The other witness who speaks of the fatal event was the defendant himself, called in his own behalf. He testified that he owed McCormick some rent and offered to pay him Saturday night, but McCormick requested him to come to his house the next day, and that he went there thinking of no disturbance. Then he testified as follows: “ I counted the money right out on the table, and he says, ‘ I won’t take your rent now.’ I said, ‘ How is that, Mr. McCormick, what is the matterV ‘Well,’ he says, ‘I won’t take your money now, I am going to put you out in the morning.’
The Italian witness was recalled, and denied what the de fend ant said respecting his entry into a room with a weapon of some kind, and denied that he saw any conflict between the men.
There was testimony respecting the previous good character of the defendant, which was not contradicted, and the case was submitted to the jury by a charge from the trial judge which fully and fairly explained the law, and the jury rendered a verdict of murder in the first degree.
From this small cluster of facts the crime is to be deduced and its grade determined. The foundation of the offense is established, but the intent of the defendant in its commission is the paramount question for determination.
On this subject it seems fair to infer from the portentous words of the defendant, that the intention to slay his victim was not formed under sudden impulse, for they indicate a deliberate design to take his life. They also indicate a determined purpose as the result of consideration.
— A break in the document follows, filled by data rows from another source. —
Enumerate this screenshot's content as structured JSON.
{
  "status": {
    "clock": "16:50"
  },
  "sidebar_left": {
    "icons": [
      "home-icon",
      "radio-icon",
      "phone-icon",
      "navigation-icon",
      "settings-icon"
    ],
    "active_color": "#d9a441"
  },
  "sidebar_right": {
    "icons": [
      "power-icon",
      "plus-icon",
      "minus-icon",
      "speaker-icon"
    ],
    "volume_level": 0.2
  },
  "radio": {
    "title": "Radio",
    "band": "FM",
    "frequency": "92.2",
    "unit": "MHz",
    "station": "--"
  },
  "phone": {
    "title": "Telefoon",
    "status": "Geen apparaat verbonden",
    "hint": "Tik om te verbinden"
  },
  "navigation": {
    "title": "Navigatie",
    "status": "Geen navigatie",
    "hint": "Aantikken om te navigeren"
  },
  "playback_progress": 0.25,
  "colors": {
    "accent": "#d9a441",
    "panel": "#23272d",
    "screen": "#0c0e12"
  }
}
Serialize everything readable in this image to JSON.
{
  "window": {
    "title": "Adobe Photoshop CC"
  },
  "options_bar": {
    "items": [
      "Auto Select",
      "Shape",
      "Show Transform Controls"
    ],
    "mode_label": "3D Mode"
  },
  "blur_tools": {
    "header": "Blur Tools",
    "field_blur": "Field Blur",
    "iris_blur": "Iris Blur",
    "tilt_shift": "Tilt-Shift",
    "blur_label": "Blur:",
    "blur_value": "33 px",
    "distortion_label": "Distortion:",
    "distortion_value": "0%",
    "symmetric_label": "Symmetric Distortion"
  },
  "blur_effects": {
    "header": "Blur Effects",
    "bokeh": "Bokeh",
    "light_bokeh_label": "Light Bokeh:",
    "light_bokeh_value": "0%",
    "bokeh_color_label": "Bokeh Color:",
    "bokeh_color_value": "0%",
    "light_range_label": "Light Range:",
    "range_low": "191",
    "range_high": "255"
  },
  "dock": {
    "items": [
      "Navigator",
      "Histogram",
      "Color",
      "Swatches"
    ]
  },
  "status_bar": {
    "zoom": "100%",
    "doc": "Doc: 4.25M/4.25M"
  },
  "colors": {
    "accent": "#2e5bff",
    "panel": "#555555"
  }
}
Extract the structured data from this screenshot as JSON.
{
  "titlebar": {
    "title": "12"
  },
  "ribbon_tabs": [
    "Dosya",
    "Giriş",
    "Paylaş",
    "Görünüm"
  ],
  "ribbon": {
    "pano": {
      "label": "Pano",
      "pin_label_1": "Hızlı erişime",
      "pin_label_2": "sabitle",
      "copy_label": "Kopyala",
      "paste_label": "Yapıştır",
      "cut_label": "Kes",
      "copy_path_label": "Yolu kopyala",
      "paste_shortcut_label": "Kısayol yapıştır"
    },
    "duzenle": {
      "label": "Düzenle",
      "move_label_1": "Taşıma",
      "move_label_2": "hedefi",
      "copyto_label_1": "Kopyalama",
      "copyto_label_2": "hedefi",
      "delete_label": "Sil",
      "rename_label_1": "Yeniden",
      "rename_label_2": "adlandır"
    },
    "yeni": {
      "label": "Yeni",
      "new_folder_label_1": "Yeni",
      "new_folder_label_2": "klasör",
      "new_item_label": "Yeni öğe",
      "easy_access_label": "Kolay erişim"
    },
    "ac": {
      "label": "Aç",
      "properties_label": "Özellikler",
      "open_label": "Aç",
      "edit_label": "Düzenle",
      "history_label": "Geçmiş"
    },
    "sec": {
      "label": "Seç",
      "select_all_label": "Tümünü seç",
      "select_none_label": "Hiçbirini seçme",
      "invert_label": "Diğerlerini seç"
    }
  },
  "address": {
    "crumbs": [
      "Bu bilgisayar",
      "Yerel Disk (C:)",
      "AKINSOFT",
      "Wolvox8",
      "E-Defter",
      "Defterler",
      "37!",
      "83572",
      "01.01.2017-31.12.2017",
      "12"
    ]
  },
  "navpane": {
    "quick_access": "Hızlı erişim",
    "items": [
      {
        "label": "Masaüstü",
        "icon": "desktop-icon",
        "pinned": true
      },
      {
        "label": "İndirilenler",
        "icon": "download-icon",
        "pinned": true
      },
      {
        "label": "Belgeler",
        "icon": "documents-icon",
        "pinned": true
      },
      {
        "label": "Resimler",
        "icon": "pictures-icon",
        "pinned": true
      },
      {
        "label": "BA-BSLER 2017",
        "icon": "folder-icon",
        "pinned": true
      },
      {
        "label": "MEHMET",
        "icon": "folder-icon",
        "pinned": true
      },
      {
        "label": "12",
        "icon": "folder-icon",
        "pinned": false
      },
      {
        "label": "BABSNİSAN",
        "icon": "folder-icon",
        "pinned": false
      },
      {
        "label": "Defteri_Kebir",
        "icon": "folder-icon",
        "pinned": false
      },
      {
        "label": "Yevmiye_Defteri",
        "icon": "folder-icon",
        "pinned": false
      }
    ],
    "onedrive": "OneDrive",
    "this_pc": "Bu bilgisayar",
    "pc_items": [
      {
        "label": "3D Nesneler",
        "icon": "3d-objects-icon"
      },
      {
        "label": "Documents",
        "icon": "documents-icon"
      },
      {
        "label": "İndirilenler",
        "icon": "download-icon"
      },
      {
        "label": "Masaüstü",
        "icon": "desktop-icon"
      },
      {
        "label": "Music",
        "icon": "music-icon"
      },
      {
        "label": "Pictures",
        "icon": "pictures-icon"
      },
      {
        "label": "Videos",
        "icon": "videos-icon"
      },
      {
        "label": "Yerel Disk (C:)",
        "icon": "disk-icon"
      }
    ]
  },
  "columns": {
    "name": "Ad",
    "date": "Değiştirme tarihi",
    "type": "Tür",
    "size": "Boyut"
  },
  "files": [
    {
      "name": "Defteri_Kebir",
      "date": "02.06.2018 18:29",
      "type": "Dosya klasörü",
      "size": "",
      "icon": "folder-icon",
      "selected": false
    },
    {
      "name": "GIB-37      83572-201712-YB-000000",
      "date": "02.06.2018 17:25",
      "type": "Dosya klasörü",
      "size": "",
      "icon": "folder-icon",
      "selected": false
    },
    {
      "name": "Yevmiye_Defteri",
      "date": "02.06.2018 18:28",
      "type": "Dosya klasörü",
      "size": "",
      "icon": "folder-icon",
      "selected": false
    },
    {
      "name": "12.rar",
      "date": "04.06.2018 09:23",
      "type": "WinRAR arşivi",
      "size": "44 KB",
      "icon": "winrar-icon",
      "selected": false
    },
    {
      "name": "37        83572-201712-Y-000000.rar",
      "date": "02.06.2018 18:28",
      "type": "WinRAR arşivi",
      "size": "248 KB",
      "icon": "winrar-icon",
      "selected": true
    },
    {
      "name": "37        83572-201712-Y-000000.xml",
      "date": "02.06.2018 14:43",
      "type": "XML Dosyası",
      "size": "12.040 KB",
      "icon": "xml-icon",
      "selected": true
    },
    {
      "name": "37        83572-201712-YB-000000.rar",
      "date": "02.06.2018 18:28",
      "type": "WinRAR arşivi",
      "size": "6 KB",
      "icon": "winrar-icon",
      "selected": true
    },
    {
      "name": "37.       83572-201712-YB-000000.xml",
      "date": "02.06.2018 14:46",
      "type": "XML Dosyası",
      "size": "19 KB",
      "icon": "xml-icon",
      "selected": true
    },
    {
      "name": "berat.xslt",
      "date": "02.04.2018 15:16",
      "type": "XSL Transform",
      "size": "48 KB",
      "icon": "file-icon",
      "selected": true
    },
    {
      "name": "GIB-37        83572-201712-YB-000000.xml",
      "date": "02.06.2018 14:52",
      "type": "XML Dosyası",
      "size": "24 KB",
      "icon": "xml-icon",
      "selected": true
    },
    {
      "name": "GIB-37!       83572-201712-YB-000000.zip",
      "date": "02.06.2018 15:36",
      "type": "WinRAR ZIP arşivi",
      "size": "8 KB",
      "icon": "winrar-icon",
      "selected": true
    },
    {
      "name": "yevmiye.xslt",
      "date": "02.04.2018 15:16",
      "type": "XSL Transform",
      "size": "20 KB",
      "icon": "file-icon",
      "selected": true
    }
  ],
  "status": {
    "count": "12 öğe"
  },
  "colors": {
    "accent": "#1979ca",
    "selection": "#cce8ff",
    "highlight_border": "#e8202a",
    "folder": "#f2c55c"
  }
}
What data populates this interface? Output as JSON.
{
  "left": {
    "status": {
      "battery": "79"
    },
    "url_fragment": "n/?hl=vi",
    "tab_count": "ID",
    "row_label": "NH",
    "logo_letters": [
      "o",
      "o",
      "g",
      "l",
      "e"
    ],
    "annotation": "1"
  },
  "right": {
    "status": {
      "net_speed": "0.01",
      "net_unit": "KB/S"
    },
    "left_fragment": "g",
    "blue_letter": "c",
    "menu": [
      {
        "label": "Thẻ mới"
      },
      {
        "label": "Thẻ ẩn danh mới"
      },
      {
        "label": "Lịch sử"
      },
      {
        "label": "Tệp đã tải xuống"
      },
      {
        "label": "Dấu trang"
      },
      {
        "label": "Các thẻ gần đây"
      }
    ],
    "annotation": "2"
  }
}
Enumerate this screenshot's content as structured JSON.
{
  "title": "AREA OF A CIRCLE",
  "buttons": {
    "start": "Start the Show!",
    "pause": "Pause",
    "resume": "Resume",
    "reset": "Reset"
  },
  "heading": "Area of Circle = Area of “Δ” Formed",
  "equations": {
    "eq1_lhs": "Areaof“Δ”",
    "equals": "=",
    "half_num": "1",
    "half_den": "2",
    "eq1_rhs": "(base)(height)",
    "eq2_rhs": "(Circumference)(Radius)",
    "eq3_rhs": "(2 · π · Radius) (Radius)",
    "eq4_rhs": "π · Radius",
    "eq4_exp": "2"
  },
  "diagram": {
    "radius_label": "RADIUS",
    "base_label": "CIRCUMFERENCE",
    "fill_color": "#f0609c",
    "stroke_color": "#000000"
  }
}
How long such design held sway in the mind of the defendant is not material. The human mind acts with great celerity, and is capable of deliberation and meditation and the foundation of a purpose in the shortest space of time.
Deliberate is the opposite of sudden, and, as used in the statute under consideration, means well considered. Premeditation implies meditation beforehand, or previous deliberation, and while all this must transpire before the fatal act, by some appreciable space of time, yet no particular length of time is required. If there be time for choice as the result of reflection that is sufficient.
On the whole, the evidence was sufficient to bring the case within the statutory definition of murder in the first degree, and to justify the conviction so far as that question is involved.
Complaint is made of the severity of the remark of the trial judge to the jury that the defendant had every interest to falsify if that would secure immunity to him; but the remark was true, and gave the jury no information. Every member of the jury knew the fact as well as the judge, and the defendant was not injured by the remark.
After the deliberation which the importance of the case requires, we reach the conclusion that there was no error committed on the trial, or in the denial of the motions for a new trial and for arrest of judgment.
When the defendant was arraigned for trial there was an objection raised to the extra panel of one hundred and fifty trial jurors, on the ground that the names of such jurors were not drawn from the box or boxes by the court directed as by law required, and thereupon the county clerk, who was also clerk of the court, testified that there was only the one box to bring in and draw from ; that, as the jurymen did their service, he placed their names in another box, but the box for drawing was only one box. Without stopping to inquire whether there was a complete technical compliance with the law in respect to .the number of boxes provided by the clerk for the reception of the names of trial jurors, we conclude that there was a substantial compliance with the law in the organization of the jury, and if there were any irregularities they could not and did not affect the rights of the defendant, and were not prejudicial errors and must be disregarded. Ferris v. People, 35 N. Y. 125.
The' conviction should be affirmed.
Baenabd, P. J., and Pbatt, J., concur.